Akla dayanan inancı savunan islam felsefesi görüşü

İslam ve Hristiyan medeniyetlerinin önemli düşünürlerinin ele aldığı akıl-iman ilişkisi yüzyıllardır tartışılmaktadır. Akıl-İman ilişkisinde göze üç görüş çarpmaktadır. Bunlardan birincisi, “Bağdaşmazcılık” kavramının önemli temsilcilerinden Gazali ve Tertullianus’tur. İkinci görüş ise “Birlik Tezi” ile İbn-i Rüşt bulunmaktadır. “Tamamlayıcılık” görüşünün önemli temsilcileri ise İbn’i Sina ve Farabi gibi önemli filozoflardır.

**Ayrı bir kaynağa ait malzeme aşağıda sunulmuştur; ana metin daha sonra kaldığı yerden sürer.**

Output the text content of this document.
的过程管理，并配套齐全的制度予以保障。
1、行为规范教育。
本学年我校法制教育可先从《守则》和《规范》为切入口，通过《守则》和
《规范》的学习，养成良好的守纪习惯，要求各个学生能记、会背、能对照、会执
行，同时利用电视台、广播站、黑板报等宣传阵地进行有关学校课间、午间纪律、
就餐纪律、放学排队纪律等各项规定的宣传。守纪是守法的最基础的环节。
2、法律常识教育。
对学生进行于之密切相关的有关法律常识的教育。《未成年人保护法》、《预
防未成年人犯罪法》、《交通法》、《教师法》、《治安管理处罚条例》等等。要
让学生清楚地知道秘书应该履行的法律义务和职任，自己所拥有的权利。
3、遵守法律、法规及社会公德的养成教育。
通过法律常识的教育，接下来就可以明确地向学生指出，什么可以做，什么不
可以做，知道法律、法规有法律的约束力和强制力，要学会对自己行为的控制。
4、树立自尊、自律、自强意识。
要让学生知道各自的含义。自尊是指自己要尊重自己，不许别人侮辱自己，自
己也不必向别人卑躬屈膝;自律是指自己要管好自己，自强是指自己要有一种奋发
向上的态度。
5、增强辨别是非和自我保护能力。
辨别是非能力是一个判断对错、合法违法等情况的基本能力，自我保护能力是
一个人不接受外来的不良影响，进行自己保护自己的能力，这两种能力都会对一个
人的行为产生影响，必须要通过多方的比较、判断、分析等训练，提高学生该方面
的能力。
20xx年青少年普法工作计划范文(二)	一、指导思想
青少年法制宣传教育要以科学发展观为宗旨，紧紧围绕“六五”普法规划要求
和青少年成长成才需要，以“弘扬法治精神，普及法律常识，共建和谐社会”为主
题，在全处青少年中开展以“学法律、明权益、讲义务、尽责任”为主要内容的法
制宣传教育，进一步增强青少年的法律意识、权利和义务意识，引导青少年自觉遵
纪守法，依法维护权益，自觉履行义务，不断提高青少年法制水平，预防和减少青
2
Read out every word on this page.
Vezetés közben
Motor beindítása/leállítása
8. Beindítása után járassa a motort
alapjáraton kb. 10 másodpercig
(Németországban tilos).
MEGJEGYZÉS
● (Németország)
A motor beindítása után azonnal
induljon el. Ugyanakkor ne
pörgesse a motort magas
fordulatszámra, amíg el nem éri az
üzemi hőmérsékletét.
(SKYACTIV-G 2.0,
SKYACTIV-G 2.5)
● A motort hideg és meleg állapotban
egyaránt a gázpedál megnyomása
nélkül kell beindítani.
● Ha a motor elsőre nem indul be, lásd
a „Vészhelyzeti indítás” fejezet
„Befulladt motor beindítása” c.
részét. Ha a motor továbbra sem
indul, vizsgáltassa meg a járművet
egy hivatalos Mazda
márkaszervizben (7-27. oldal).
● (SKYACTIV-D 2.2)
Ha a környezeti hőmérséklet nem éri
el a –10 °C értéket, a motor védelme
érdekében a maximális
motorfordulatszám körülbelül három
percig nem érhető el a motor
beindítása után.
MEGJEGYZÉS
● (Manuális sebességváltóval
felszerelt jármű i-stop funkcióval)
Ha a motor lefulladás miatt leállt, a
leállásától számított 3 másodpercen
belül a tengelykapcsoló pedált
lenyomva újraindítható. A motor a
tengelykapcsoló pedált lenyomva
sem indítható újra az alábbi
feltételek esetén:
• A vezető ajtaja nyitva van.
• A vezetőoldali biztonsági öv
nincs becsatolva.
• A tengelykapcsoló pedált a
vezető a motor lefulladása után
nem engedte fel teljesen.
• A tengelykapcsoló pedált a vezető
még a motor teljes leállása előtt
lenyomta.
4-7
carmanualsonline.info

Anahtar Kelimeler: Akıl, İman, Fideizm, Birlik Tezi, Tamamlayıcılık, Çifte Hakikat

İmam Gazali

Akıl-İman İlişkisi

Akıl-İman ilişkisi din var olduğu müddetçe sorulmuş bir felsefe temelli sorundur. Akıl ile iman arasındaki ilişki söz konusu olduğunda üç ana fikir ortaya çıkar. Gazali’nin “akıl gözü” ile “gönül gözü” söylemi ile ayrı tuttuğu bağdaşmazcılık (fideizm) anlayışıdır. İkinci görüş birlik tezi; Bir hakikatin felsefede başka, teoloji anlayışında farklı bir biçimde ifade edilebileceğini söyler. Üçüncü bir görüş, aklın bildirdiklerinin iman ya da vahiy tarafından tamamlanmasını ifade eder. Tanımından anlaşılacağı üzere bu görüşe “tamamlayıcılık” denmektedir.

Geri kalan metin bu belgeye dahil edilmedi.